Vectorization of multivariate normal PDF

I would like to compute the PDF of a multivariate normal distribution of given parameters for a number of input points. (eg MvNorm for several vectors at once) This is for a particle filter, many such computations going on, so I would like to squeeze all performance I can from my machine.
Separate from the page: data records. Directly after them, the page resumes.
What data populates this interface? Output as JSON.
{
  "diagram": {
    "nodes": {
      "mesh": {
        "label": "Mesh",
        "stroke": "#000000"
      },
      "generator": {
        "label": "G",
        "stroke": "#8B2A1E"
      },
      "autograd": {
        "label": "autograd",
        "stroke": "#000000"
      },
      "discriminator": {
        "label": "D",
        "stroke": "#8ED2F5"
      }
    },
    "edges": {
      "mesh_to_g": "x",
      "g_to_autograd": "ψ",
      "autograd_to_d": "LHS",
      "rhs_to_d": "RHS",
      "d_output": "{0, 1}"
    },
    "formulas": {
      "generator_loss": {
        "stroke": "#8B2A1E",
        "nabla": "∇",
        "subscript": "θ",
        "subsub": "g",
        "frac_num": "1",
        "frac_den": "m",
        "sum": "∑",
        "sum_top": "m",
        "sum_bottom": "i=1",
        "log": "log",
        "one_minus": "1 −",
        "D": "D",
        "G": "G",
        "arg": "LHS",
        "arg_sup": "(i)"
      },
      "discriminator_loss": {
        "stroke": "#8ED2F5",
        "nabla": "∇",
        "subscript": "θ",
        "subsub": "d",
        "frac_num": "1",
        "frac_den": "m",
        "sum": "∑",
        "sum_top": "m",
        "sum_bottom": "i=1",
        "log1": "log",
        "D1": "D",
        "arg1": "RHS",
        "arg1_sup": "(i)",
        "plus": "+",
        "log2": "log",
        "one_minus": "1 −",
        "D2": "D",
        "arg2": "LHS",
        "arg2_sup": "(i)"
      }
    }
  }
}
The essential part of the calculation is f(d, x)=d.C * exp(quad(d.A, x - d.M)). x might go from 2 to 12 dimensions. I’m hoping we can get a good speedup by using SIMD and Float32, there’s not only the linear arithmetics part, but maybe exp itself could be vectorized.

My questions:

  • Is there anything I should try before writing a custom SIMD function using SIMD.jl? It seems I haven’t gotten any vectorization otherwise.
  • Specifically regarding the exponential, can it be vectorized in principle? I tried using exp with SIMD.Vec and I don’t know what this result means. Is it merely calling exp for each vector element serially?
julia> using SIMD

julia> vv = SIMD.Vec(randn(Float32,8)...)
<8 x Float32>[-1.2161875, -1.6569077, -1.0562038, -2.9222453, 0.28052512, 0.99889153, 0.88955605, 0.116273805]

julia> @code_llvm exp(vv)
;  @ /home/user/.julia/packages/SIMD/xlBiA/src/simdvec.jl:156 within `exp`
define void @julia_exp_564([1 x <8 x float>]* noalias nocapture noundef nonnull sret([1 x <8 x float>]) align 32 dereferenceable(32) %0, [1 x <8 x float>]* nocapture noundef nonnull readonly align 16 dereferenceable(32) %1) #0 {
top:
; ┌ @ Base.jl:37 within `getproperty`
   %2 = getelementptr inbounds [1 x <8 x float>], [1 x <8 x float>]* %1, i64 0, i64 0
; └
;  @ /home/user/.julia/packages/SIMD/xlBiA/src/simdvec.jl:156 within `exp` @ /home/user/.julia/packages/SIMD/xlBiA/src/LLVM_intrinsics.jl:127
; ┌ @ /home/user/.julia/packages/SIMD/xlBiA/src/LLVM_intrinsics.jl:131 within `macro expansion`
   %3 = load <8 x float>, <8 x float>* %2, align 16
   %4 = call <8 x float> @llvm.exp.v8f32(<8 x float> %3)
; └
;  @ /home/user/.julia/packages/SIMD/xlBiA/src/simdvec.jl:156 within `exp`
  %5 = getelementptr inbounds [1 x <8 x float>], [1 x <8 x float>]* %0, i64 0, i64 0
  store <8 x float> %4, <8 x float>* %5, align 32
  ret void
}

Have you tried representing vectors using StaticArrays.jl?